Producing tissue engineering scaffolds which mimic the structure and mechanical properties of the native extracellular matrix (ECM) is an important challenge in developing synthetic tissue replacements. Electrospinning is a frequently used technique to fabricate 3D nanofibrous scaffolds which match the dimensions of the fibrous elements of ECM. However, the mechanical behavior of electrospun materials is complex and challenging to predict. To aid in understanding the mechanical properties of electrospun materials, a microtensile testing platform was developed. This platform was used to quantify the mechanical properties of arrays of individual electrospun nanofibers. Additionally, this device permitted optical strain recording to visualize the true strain along the length of an electrospun fiber.

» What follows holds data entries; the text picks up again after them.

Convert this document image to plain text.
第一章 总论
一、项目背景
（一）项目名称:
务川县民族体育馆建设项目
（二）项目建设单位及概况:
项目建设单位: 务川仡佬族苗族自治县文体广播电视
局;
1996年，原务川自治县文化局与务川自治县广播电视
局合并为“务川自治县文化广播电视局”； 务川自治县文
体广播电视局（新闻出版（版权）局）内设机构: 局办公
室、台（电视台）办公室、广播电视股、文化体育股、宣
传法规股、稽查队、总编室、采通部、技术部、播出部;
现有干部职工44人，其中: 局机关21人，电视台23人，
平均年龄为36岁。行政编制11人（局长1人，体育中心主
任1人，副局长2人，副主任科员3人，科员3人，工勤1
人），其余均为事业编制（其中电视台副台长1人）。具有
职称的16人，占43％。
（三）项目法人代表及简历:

To investigate the importance of fiber alignment within electrospun scaffolds, a metric of fiber alignment first needed to be defined. Using an image-based method, a metric for quantifying the alignment of fibers within an electrospun material was developed. It was found that this metric was correlated with the mechanical anisotropy of scaffolds fabricated under various conditions. Finally, the influence of fiber alignment on adherent cell behavior was examined. It was found that fibroblasts on aligned scaffolds elongate and reoriented to mirror the topological arrangement of their substrate. While fiber alignment does not significantly alter proliferation, the addition of 10% gelatin to the electrospun fibers did significantly increase cell proliferation compared to 100% polycaprolactone scaffolds. Additionally, it was found that fibroblasts on aligned scaffolds express genes related to actin production, actin polymerization, and focal adhesion assembly at higher levels than fibroblasts on randomly oriented scaffolds. These results improve the ability to understand and predict the cellular response to fiber alignment in electrospun tissue engineering scaffolds.